# He likes to sit on me



## brembo (Jun 30, 2009)

Like the title says, Cable likes to sit on me. Like, put his butt on my chest and just sit there. He'd sit on my face if I let him, but that isn't going to happen.

At bedtime, Allie jumps in, curls up against my side and goes to sleep. Cable jumps up, sniffs around a bit, then lays his head on my chest. Then, I guess when he's too hot he'll mess around a bit, then sit on me. I go with it and fall asleep most of the time and find him curled up on my other side most of the time, or back in the living room on his bed.

Is sitting on something a sign or claiming something or is he just a strange dog?


----------



## nikon22shooter (Dec 5, 2013)

My does the same. One snuggles, one sits literally on top. Just a weird dog IMO haha


Sent from Petguide.com Free App


----------



## BellaLuna (Jan 27, 2013)

My boy is always sitting on top of me he can't stay off of me no matter where I am. I guess it's like a security thing for them .

Sent from my Samsung Galaxy S4


----------



## Baillif (Jun 26, 2013)

I've been letting my dogs do it since they were tiny little pups. Haven't found a reason to stop them yet. Other than the occasional accidental elbow in the crotch.


----------



## doggiedad (Dec 2, 2007)

if there is should a thing as claiming, so what. i love when my dog
sits on my feet, jumps on the bed with us, lays beside the sofa when
both of us are taking up all of the room on the sofa, jumps on the sofa
with us, claiming is a good thing in my opinion. i claim my dog. why 
shouldn't he claim me or us? claiming, i think that's a part of bonding.


----------



## brembo (Jun 30, 2009)

I'm not worried about it, just curious. I would like to have some insight into his behavior is all. It makes me laugh when he does it, he is so careful and thoughtful about the whole process too. 

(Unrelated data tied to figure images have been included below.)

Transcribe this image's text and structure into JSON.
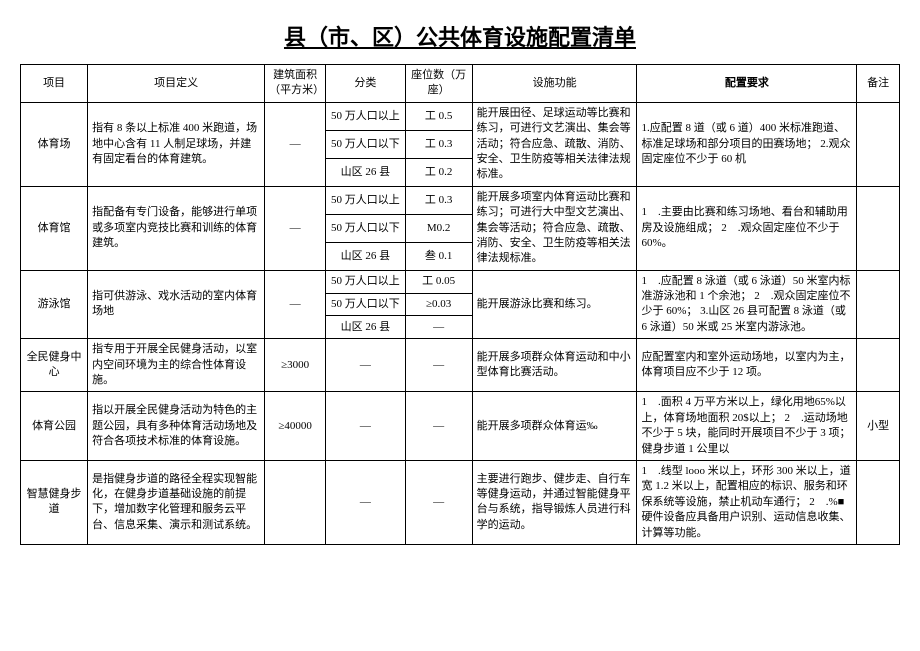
{
  "title": "县（市、区）公共体育设施配置清单",
  "headers": {
    "proj": "项目",
    "def": "项目定义",
    "area": "建筑面积（平方米）",
    "cat": "分类",
    "seat": "座位数（万座）",
    "func": "设施功能",
    "req": "配置要求",
    "note": "备注"
  },
  "rows": {
    "stadium": {
      "name": "体育场",
      "def": "指有 8 条以上标准 400 米跑道，场地中心含有 11 人制足球场，并建有固定看台的体育建筑。",
      "area": "—",
      "cats": [
        "50 万人口以上",
        "50 万人口以下",
        "山区 26 县"
      ],
      "seats": [
        "工 0.5",
        "工 0.3",
        "工 0.2"
      ],
      "func": "能开展田径、足球运动等比赛和练习，可进行文艺演出、集会等活动；符合应急、疏散、消防、安全、卫生防疫等相关法律法规标准。",
      "req": "1.应配置 8 道（或 6 道）400 米标准跑道、标准足球场和部分项目的田赛场地；\n2.观众固定座位不少于 60 机"
    },
    "gym": {
      "name": "体育馆",
      "def": "指配备有专门设备，能够进行单项或多项室内竞技比赛和训练的体育建筑。",
      "area": "—",
      "cats": [
        "50 万人口以上",
        "50 万人口以下",
        "山区 26 县"
      ],
      "seats": [
        "工 0.3",
        "M0.2",
        "叁 0.1"
      ],
      "func": "能开展多项室内体育运动比赛和练习；可进行大中型文艺演出、集会等活动；符合应急、疏散、消防、安全、卫生防疫等相关法律法规标准。",
      "req": "1　.主要由比赛和练习场地、看台和辅助用房及设施组成；\n2　.观众固定座位不少于 60%。"
    },
    "pool": {
      "name": "游泳馆",
      "def": "指可供游泳、戏水活动的室内体育场地",
      "area": "—",
      "cats": [
        "50 万人口以上",
        "50 万人口以下",
        "山区 26 县"
      ],
      "seats": [
        "工 0.05",
        "≥0.03",
        "—"
      ],
      "func": "能开展游泳比赛和练习。",
      "req": "1　.应配置 8 泳道（或 6 泳道）50 米室内标准游泳池和 1 个余池；\n2　.观众固定座位不少于 60%；\n3.山区 26 县可配置 8 泳道（或 6 泳道）50 米或 25 米室内游泳池。"
    },
    "fitness": {
      "name": "全民健身中心",
      "def": "指专用于开展全民健身活动，以室内空间环境为主的综合性体育设施。",
      "area": "≥3000",
      "cat": "—",
      "seat": "—",
      "func": "能开展多项群众体育运动和中小型体育比赛活动。",
      "req": "应配置室内和室外运动场地，以室内为主，体育项目应不少于 12 项。"
    },
    "park": {
      "name": "体育公园",
      "def": "指以开展全民健身活动为特色的主题公园，具有多种体育活动场地及符合各项技术标准的体育设施。",
      "area": "≥40000",
      "cat": "—",
      "seat": "—",
      "func": "能开展多项群众体育运‰",
      "req": "1　.面积 4 万平方米以上，绿化用地65%以上，体育场地面积 20$以上；\n2　.运动场地不少于 5 块，能同时开展项目不少于 3 项；健身步道 1 公里以",
      "note": "小型"
    },
    "trail": {
      "name": "智慧健身步道",
      "def": "是指健身步道的路径全程实现智能化，在健身步道基础设施的前提下，增加数字化管理和服务云平台、信息采集、演示和测试系统。",
      "area": "",
      "cat": "—",
      "seat": "—",
      "func": "主要进行跑步、健步走、自行车等健身运动，并通过智能健身平台与系统，指导锻炼人员进行科学的运动。",
      "req": "1　.线型 looo 米以上，环形 300 米以上，道宽 1.2 米以上，配置相应的标识、服务和环保系统等设施，禁止机动车通行；\n2　.%■硬件设备应具备用户识别、运动信息收集、计算等功能。"
    }
  }
}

Allie seems to think I am a bed unto myself honestly. If I'm in a position where she can lay on me, she will be laying on me(outside of bed, there she snugs up to me). I encourage contact, as it does strengthen the bond.


----------



## doggiedad (Dec 2, 2007)

enjoy it.




brembo said:


> I'm not worried about it, just curious. I would like to have some insight into his behavior is all. It makes me laugh when he does it, he is so careful and thoughtful about the whole process too.
> 
> Allie seems to think I am a bed unto myself honestly. If I'm in a position where she can lay on me, she will be laying on me(outside of bed, there she snugs up to me). I encourage contact, as it does strengthen the bond.


----------



## Baillif (Jun 26, 2013)

It's been reinforced in the past when they are cute little puppies and we hold them and let then fall asleep on us. If you continue to do that kinda thing as they grow up they keep doing it.


----------



## MichaelE (Dec 15, 2012)

Lisl will crawl into my lap and practically climb up me if I let her. That paw in the crotch thing can be *uncomfortable* at times.


----------



## doggiedad (Dec 2, 2007)

"that paw", you mean the "paws". lol.



MichaelE said:


> Lisl will crawl into my lap and practically climb up me if I let her.
> 
> >>>>> that paw in the crotch thing can be *uncomfortable* at
> times. <<<<<


----------



## 03rangerxlt (Dec 18, 2010)

I've always took this to be pack behavior. The dog knows and loves you as a pack member or pack leader. When my wife and I curl up on the couch to watch TV at the end of the day, its not too long after that both of our dogs are laying on top of us! We're one big happy pack!


----------